Here are some recent compliance-related stories that caught my eye:
FIFA, the World Cup Selection and the FCPA by Tom Fox
I was very interested in the allegations of bribery and corruption leveled at FIFA during the selection process, known, these days, as the “world’s richest and most influential single-sport ruling body”. As has been reported extensively throughout the world, two members of FIFA’s 24 member executive committee were suspended for allegedly offering their votes to determine which countries would host the 2018 and 2022 World Cups. Both men were caught on videotape by the UK Sunday Times asking for specific sums of money, apparently in exchange for their votes.
Compliance Community to DoJ: More Info Please by Melissa Aguilar in Compliance Week
Members of the compliance and ethics profession are pushing the U.S Department of Justice to provide more information about when and how it gives credit to organizations for ethics and compliance programs in its enforcement actions.
SEC’s Sovereign Wealth Fund Probe Is More Than Name Suggests by Joe Palazzolo in WSJ.com’s Corruption Currents
The Securities and Exchange Commission’s foreign bribery probe of banks and private-equity firms is looking beyond their dealings with sovereign-wealth funds to other types of sovereign investment, said a lawyer familiar with the investigation. The lawyer said the SEC has made it clear that investigators are interested in a broader set of data than that associated with traditional sovereign-wealth funds, including information on dealings with national pension funds.
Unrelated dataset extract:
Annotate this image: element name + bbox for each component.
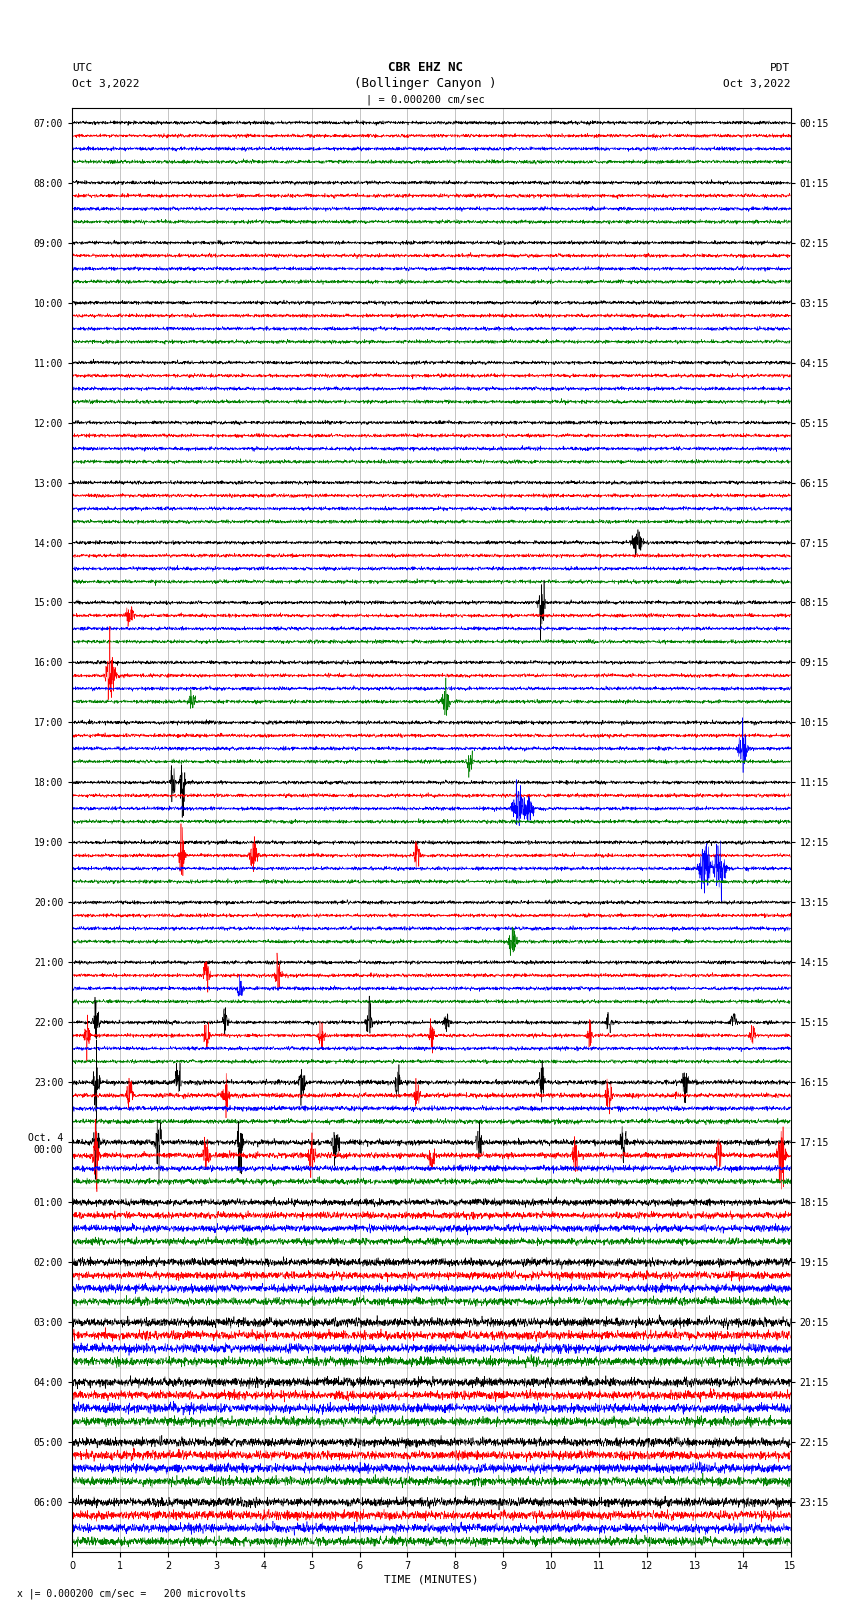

Yet another FCPA enforcement action raises the issue of whether the FCPA’s “obtain or retain business” element means anything anymore or whether the FCPA, contrary to Congressional intent, has morphed into an all-purpose corporate ethics statute and – in a game of chicken – companies opt to settle rather than mount a legal defense. Yesterday, Tyson Foods, one of the world’s largest processors of chicken and other food items, agreed to resolve an FCPA enforcement action focused on payments to Mexican veterinarians (and their no-show wives) responsible for certifying product for export.